Designing Extraction Schemas the Model Can Satisfy

A schema attached to an extraction task looks like a description of the output you expect back. It is really a set of instructions the model reads while it generates, and it presses on what comes out. That reframing is the whole subject. A schema is not a passive record of the shape you hope to receive and inspect afterward. It is an active input to generation, and every decision encoded in it either helps the model produce the right value or pressures it toward a wrong one.

Holding shape apart from correctness sharpens the point. Constraining generation to a schema can guarantee the shape: the declared fields present, correctly named, correctly typed. It says nothing about whether the values in those fields are true. A guarantee of shape laid over a poorly designed schema is worse than a parse failure, because a parse failure at least announces itself. What you get instead is output that validates cleanly, carries every field in the right type, and is wrong in ways nothing downstream will catch. Schema design is the work of closing the distance between a shape the mechanism can enforce and a shape the model can actually fill correctly from the inputs you will really see. The enforcement layer is settled elsewhere. What remains, and what determines whether extraction survives real documents, is the design of the schema itself.

The required and optional line carries the most weight

A required field encodes a specific promise: whatever the input, this field will come back filled. The promise holds only when the source material actually carries that value on every single document. Where it does not, the schema asserts a presence the input cannot supply, and the model is left to reconcile two things that cannot both be true. It reconciles them by filling the field regardless. What it fills it with tends to look reasonable, and that is precisely the danger, because a reasonable-looking value survives the review a garbled one would fail and detonates later. Name the mechanism plainly. A required field the input cannot support does not protect you from missing data. It directs the model to manufacture it. This is not a lapse to be corrected with better prompting; the schema itself is demanding a value where the source holds none.

The opposite error is quieter and just as real. Mark too little as required and you have declared almost nothing about the output, which means every downstream consumer has to treat every field as possibly absent and guard accordingly. You have not removed the uncertainty about structure. You have relocated it from the schema, where you could decide it once, into runtime code that now handles structural variation on every call. Optional is not a way to avoid a decision. It is a decision, and it should be made for the fields where absence is a genuine, expected outcome rather than as a reflex to reduce risk.
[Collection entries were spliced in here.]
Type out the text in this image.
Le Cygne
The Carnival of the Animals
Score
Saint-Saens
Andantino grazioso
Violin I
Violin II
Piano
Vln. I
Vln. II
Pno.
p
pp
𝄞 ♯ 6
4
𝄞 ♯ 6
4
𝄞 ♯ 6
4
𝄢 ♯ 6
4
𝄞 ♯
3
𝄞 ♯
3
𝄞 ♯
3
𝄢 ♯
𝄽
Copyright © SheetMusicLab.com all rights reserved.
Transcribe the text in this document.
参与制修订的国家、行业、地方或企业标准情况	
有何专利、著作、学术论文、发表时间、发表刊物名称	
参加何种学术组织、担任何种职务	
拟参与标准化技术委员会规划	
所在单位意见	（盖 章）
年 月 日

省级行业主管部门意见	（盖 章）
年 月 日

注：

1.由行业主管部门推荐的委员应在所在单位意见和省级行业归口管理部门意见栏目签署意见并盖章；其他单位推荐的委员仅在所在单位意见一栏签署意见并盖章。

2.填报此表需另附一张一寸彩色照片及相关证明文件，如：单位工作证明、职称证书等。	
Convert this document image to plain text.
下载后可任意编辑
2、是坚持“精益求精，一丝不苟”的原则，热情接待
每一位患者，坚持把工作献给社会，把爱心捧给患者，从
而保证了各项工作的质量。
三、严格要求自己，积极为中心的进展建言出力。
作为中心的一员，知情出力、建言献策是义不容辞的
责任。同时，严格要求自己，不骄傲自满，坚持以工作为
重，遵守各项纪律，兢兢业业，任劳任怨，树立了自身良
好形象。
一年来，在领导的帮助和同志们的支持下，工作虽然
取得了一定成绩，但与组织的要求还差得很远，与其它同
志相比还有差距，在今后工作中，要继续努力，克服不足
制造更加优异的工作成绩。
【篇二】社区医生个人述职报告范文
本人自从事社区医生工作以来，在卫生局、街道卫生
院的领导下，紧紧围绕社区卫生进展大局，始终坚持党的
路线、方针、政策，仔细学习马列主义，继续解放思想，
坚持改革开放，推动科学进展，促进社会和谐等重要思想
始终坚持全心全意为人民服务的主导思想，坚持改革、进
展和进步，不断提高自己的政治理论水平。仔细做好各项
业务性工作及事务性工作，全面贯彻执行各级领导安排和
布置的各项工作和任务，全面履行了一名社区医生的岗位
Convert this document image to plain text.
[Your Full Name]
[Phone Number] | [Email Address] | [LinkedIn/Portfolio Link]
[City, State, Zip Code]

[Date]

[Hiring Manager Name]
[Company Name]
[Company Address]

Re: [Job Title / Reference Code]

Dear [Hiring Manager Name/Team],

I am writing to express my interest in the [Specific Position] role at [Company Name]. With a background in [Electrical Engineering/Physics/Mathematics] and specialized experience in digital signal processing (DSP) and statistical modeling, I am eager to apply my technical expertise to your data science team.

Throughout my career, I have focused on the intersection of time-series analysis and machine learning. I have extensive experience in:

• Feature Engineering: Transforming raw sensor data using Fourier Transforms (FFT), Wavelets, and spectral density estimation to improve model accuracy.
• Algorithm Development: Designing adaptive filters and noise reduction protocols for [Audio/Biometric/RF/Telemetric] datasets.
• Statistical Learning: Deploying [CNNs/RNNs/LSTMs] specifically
The rule that falls out of this is deliberately narrow. A field belongs in the required set only when the source is certain to carry it on every input you will ever process, never merely because a value would be convenient to have. Everything short of that certainty is optional, and marking it so is not an absence of a decision but a positive one: it declares to the model and to every later reader of the output that an empty result here is legitimate, not a defect to be smoothed over. No other field-level choice carries as much weight, because this is the single point in the design where a decision made at the desk can directly produce false data at runtime.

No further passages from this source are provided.